A new study, published Friday in Science Immunology, has suggested that blocking a protein called Bruton tyrosine kinase (BTK) provided clinical benefit to a few patients with severe COVID-19, the infection caused by the novel coronavirus.
Researchers found that the off-label use of acalabrutinib, a BTK inhibitor that is advised to treat several blood cancers, reduced respiratory distress, and the overactive immune response in most of the COVID-10 patients.
Researchers from the Center for Cancer Research at the National Cancer Institute (NCI) and the National Institute of Allergy and Infectious Diseases (NIAID), conducted the study.
The researchers explained that these findings should not be considered medical advice, instead, they should be shared to assist the public health response to the coronavirus.
BTK inhibitors have been approved to treat certain blood cancers but they are not approved for the treatment of COVID-19. However, such drugs must be tested in a large clinical trial to understand whether they are safe and effective for patients with severe COVID-19.
The BTK protein has a key role in the normal immune system, including in macrophages, which can cause inflammation by producing cytokines. Cytokines are the proteins that act as chemical messengers to stimulate the immune response.

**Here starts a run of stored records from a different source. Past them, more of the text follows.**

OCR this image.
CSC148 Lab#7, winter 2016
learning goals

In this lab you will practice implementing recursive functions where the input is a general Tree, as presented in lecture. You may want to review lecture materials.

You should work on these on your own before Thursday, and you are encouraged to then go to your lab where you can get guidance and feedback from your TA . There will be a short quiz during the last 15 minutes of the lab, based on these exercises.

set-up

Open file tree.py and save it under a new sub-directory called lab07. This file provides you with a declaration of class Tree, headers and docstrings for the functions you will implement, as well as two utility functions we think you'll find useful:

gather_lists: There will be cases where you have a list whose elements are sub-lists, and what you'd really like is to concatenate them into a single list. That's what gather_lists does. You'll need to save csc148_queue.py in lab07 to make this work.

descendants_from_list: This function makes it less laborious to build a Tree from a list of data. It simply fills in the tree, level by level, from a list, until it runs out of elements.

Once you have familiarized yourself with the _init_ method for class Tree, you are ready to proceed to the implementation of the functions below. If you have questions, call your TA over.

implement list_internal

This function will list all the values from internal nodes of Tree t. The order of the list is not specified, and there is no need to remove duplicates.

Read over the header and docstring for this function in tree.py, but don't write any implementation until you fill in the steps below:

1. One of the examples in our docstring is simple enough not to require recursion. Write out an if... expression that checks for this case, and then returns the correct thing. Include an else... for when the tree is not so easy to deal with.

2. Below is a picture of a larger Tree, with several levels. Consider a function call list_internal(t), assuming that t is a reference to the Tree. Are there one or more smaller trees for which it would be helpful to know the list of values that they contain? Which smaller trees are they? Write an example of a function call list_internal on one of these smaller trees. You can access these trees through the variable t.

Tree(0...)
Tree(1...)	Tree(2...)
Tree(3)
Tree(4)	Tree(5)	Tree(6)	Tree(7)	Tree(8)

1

In severe cases of COVID-19, a large number of cytokines is released in the body, causing an intense immune response and leading to a dangerous inflammatory state called “cytokine storm.”
Currently, there are no clinically proven treatment strategies for this phase of the disease. The study was conducted to test whether the BTK inhibitors acalabrutinib would reduce the inflammatory response and improve the clinical outcome in patients with severe COVID-19.
The researchers conducted the study on 19 COVID-19 patients who required hospitalization and had low blood-oxygen levels with evidence of inflammation. Of these participants, 11 had been receiving supplemental oxygen for two days, while the remaining had been on ventilators.
Within three days of receiving acalabrutinib, most patients in the supplemental oxygen group had a substantial drop in the inflammation level, and their breathing improved. The majority of the patients came off supplemental oxygen and were discharged from the hospital.
The clinical benefit of acalabrutinib was not significant in patients who were on ventilators, with four of the eight patients came off the ventilator, while two of them were discharged.
The researchers analyzed the blood samples of all patients in the study and found that the levels of a major cytokine called interleukin-6, which is associated with increased inflammation in severe COVID-19, decreased after the treatment with acalabrutinib.
In addition, the count of lymphocytes, a type of white blood cell, also rapidly improved in the majority of the patients.
The researchers compared these blood samples with the samples collected from other COVID-19 patients who were not involved in the study. They found that patients with severe COVID-19 had “higher activity of the BTK protein and greater production of interleukin-6. The study findings suggest that acalabrutinib could be an effective drug because it targets BTK, the protein associated with an intense inflammatory response to the virus.